In the six large paintings on view in Elizabeth Malaska’s exhibition (all works 2017), female nudes in strange interiors smoke, sleep, sob, or stare at smartphones. Shunning furniture, they sit, kneel, recline, or crawl on the floor. Most have cats, as witches have familiars. All appear to possess turbulent inner lives. Painfully distorted and conveying severe unease, the nudes arouse compassion, not desire, rebuking the art historical traditions from which they descend. The lounging woman in Apocrypha mimics Matisse’s 1907 Blue Nude (Souvenir of Biskra) in her contorted, hipshot pose but is otherwise the odalisque’s miserable foil. Wearing fishnet panties and sweat socks, Malaska’s middle-aged blonde exhibits small breasts with distended nipples atop a flaccid, lumpy torso. Grimacing, she brings a pawlike hand worriedly to her brow, above one sideways, Picassoid eye; life’s cares weigh heavily on her body and mind. A green vase in the foreground emits branches with monstrous leaves.
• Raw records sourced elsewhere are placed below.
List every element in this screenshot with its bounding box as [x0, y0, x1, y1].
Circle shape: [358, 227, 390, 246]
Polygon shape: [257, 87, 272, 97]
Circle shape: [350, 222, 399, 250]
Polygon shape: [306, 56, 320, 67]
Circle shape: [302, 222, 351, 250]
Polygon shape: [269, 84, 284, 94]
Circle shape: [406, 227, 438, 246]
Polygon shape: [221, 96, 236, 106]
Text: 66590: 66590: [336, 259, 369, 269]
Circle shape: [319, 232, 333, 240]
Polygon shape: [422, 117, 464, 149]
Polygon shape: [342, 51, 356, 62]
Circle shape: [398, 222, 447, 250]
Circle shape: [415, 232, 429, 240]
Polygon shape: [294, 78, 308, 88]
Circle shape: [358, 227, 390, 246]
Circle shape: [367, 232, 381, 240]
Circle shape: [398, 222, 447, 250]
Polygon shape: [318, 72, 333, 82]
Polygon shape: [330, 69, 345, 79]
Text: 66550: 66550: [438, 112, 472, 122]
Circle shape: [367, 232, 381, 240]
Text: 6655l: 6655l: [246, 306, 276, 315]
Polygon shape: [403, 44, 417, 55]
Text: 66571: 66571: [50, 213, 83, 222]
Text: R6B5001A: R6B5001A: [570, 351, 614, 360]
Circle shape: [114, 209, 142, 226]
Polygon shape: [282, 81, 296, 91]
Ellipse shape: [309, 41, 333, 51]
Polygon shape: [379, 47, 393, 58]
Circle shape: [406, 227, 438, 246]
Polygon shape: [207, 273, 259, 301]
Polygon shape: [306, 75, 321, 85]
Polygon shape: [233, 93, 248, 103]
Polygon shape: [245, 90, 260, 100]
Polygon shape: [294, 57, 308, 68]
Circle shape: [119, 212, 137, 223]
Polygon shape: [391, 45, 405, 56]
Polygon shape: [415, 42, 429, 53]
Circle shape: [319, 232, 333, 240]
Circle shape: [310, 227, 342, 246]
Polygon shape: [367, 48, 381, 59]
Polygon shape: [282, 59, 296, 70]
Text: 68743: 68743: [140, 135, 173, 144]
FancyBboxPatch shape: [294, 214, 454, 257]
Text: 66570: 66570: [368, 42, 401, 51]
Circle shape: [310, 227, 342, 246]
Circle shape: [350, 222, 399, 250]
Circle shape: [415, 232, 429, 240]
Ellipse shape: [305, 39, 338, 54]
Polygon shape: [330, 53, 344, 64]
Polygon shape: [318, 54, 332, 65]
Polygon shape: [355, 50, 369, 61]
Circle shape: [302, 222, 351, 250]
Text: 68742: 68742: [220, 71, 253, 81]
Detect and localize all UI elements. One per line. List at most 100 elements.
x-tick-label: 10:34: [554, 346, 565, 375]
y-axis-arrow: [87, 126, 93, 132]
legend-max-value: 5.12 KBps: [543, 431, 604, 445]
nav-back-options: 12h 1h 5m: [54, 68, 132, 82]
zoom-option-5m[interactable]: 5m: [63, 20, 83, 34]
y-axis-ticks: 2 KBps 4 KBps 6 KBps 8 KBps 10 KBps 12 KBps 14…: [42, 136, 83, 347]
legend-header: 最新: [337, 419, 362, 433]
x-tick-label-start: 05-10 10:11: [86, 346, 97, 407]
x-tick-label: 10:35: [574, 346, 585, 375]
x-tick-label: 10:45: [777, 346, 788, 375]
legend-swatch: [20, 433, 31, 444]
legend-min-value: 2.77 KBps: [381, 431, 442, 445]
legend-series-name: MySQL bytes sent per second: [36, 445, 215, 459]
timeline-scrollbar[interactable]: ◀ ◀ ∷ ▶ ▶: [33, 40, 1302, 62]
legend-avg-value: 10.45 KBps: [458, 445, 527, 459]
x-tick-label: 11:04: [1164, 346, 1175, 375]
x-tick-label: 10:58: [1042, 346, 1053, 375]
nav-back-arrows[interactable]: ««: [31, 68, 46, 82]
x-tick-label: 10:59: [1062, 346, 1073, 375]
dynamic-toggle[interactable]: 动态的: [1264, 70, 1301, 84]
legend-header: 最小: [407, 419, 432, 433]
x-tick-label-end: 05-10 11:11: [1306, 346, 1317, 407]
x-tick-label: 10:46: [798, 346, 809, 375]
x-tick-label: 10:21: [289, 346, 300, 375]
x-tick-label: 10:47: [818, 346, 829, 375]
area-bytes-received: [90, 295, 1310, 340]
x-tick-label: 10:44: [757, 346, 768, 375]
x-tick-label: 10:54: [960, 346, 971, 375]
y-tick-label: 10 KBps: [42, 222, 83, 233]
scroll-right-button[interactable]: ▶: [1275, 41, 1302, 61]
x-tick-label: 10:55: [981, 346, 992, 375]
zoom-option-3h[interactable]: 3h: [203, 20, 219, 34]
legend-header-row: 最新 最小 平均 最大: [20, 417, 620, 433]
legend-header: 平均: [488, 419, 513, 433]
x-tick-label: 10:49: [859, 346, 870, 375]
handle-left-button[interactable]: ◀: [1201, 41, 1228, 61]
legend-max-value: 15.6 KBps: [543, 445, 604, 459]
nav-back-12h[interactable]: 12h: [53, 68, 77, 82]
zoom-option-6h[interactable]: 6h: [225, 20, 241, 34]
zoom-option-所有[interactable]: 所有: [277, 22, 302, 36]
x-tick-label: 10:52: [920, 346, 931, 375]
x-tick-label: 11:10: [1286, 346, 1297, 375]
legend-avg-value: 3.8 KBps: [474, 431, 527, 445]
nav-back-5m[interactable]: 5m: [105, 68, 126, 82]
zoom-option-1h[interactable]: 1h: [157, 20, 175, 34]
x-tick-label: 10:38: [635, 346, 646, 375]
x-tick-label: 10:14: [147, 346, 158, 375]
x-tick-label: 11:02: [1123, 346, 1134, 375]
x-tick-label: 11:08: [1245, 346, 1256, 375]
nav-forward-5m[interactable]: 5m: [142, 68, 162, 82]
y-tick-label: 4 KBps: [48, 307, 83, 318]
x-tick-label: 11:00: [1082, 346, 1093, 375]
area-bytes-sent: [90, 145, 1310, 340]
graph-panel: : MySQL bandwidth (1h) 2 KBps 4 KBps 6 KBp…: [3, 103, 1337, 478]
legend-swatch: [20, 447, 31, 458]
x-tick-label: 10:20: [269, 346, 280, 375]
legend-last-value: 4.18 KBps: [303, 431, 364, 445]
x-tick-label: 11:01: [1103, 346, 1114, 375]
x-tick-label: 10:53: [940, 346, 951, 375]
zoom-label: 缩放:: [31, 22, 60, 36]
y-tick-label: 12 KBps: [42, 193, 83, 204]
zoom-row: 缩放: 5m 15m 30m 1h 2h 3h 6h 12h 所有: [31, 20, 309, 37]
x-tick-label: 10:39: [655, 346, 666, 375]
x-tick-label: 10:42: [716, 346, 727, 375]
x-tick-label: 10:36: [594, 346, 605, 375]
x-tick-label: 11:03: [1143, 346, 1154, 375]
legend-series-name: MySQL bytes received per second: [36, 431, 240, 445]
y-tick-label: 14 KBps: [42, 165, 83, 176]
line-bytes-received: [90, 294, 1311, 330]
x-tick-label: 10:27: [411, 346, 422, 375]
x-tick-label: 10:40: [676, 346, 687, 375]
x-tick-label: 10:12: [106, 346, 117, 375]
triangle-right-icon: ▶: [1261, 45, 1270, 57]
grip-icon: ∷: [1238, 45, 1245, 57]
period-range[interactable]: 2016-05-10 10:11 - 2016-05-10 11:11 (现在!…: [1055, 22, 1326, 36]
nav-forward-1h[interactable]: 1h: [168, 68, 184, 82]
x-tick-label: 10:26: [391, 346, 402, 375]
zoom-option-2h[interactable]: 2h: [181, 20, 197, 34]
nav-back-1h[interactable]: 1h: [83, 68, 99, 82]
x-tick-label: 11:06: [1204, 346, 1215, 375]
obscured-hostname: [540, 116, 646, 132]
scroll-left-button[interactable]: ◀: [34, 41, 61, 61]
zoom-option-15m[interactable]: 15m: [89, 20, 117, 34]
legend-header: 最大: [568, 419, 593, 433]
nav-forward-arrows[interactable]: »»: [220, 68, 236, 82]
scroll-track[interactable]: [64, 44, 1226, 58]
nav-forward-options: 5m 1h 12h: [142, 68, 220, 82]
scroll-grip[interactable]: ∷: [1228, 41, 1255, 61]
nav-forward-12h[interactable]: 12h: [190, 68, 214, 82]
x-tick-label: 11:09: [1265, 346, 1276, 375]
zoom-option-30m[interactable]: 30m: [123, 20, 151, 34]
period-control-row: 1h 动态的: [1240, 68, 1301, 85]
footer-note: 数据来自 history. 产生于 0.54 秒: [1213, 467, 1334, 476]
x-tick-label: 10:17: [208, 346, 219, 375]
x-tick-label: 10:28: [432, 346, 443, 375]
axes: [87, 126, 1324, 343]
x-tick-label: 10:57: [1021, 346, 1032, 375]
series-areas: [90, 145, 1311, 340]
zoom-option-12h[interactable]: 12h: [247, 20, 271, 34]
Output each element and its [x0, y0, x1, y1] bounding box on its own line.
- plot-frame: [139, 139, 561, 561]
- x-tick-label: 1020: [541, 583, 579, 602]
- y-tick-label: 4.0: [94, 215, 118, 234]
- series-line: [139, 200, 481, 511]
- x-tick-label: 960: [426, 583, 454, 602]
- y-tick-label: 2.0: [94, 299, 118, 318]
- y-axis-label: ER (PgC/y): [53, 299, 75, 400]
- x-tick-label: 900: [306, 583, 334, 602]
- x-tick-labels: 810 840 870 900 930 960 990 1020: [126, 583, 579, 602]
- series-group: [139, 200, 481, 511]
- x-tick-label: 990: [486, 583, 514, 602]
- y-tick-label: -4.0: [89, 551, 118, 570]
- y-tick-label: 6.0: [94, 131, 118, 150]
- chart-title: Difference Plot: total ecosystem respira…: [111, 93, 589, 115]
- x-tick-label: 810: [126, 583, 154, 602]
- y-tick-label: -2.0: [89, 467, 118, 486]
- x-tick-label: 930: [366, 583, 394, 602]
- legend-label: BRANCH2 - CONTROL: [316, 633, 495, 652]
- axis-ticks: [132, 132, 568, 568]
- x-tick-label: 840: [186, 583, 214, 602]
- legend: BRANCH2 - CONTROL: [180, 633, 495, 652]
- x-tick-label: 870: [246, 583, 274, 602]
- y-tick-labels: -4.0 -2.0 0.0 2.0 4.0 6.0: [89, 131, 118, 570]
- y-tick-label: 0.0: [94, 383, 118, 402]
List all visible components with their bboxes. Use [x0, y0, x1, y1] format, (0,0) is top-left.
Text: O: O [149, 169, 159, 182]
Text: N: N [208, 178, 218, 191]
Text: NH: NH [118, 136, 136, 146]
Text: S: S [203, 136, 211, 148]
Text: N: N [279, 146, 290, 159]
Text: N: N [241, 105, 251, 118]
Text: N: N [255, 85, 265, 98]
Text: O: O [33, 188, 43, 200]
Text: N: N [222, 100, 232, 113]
Vases appear in all the paintings. With this motif, Malaska invokes the lily-filled vases in countless Annunciations as well as the age-old trope of woman’s body as vessel. She titled her exhibition “Heavenly Bodies,” and in a gallery talk explained her ambition to counter masculinist reifications of the female body in Western art. This is a common feminist strategy, but Malaska focuses uniquely on the postnatal body, and on women’s grief, critiquing canonical treatments of the mater dolorosa as, in her words, “drapery with a face.” The mother is also a body, Malaska asserts in her pictures, often wracked with feeling. Seeking to convey intensely felt female experience, she devises figures bent out of shape, rubbery, rippling. If women’s uncontrolled emotion is perceived as unbecoming, Malaska foregrounds it ruthlessly, her images rivaling Picasso’s horrific portrayals of Dora Maar crying. Indeed, in addition to the paintings, she exhibited a series of charcoal drawings of expressive female heads—counterintuitively titled “Volatile Bodies,” perhaps to affirm the oneness of mental and corporeal existence—that evoke Picasso’s weeping women.
Possible sources for the anxieties on display in the exhibition are all over the news: war, mass shootings, sexual abuse, domestic violence, the continuing oppression of women. Thus, in the claustrophobic painting Wake to Weep, the figure’s face becomes a mask of tragedy, with hollow black eyes and downturned mouth, as she checks the latest post on her phone. Crouched on her elbows and knees, she embodies despair; her ashen-gray animal body is the color of mourning, her exhausted breasts hang like the dugs of Romulus and Remus’s lupine nurse. Form and Void allegorizes the disparity between the mortal reality of the female body and the societal fantasy of ever-nubile perfection, or between us and our ego ideals. Here, a Godiva with cascading hair takes a selfie while kneeling before a mirror that misinforms her with an image of her girlish counterpart. Painted with a plethora of warm brown brushstrokes, the mature figure begins to disintegrate before our eyes. Her shattering confrontation with the youthful vision in the mirror recalls the moment Dorian Gray rediscovers his portrait. It is a memento mori for our times.